Jack was silent for a long time, but Keeley wasn’t going to push him for a reply. The choices they made would have an effect on whether or not they survived until the end of the game. “Unless we have some rope neither option is going to be easy. At least if we’re going down we won’t get half way up and then fall to the very bottom.” He looked at her. “Let’s go down.

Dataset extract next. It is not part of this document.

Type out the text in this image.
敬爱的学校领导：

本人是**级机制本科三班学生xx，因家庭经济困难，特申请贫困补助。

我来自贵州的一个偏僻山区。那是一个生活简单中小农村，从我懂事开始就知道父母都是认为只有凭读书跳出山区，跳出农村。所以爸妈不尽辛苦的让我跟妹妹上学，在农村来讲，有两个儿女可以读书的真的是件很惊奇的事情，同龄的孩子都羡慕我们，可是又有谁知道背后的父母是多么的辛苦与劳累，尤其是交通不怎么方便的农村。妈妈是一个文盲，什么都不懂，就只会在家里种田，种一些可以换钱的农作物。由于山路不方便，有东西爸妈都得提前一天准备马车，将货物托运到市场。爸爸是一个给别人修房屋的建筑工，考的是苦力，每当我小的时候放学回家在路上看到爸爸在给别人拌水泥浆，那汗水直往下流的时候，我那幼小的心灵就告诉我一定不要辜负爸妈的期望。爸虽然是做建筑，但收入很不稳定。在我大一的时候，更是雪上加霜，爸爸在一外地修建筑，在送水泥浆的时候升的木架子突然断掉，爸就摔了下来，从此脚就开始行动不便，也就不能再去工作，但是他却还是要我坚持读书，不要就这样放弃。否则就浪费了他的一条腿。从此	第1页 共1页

I think it’s the safer option, if not the best one.”
“That, I think, is going to be the way things are from now on.”
“You’re probably right.” They made their way over to the other side of the platform, to look at the one that was below them. “I believe I can drop you down onto that platform, and then jump down myself.”
As Keeley looked down at it she nibbled her lip. “Okay.” It wasn’t what she wanted to do, but she knew she didn’t have any other option, because going up wouldn’t be possible, even with the two of them there. “Let’s try this. If I fall, I fall.”
“Do you wish you’d never signed up for this?”
“No, not yet. It’s still possible for us to find our way out of this, even if we can’t do it the way we’re supposed to, and all I can do is believe it’s possible.”
Jack smiled. “Then I’m going to join you.” Their eyes met. “Let’s get started on this unexpected adventure.”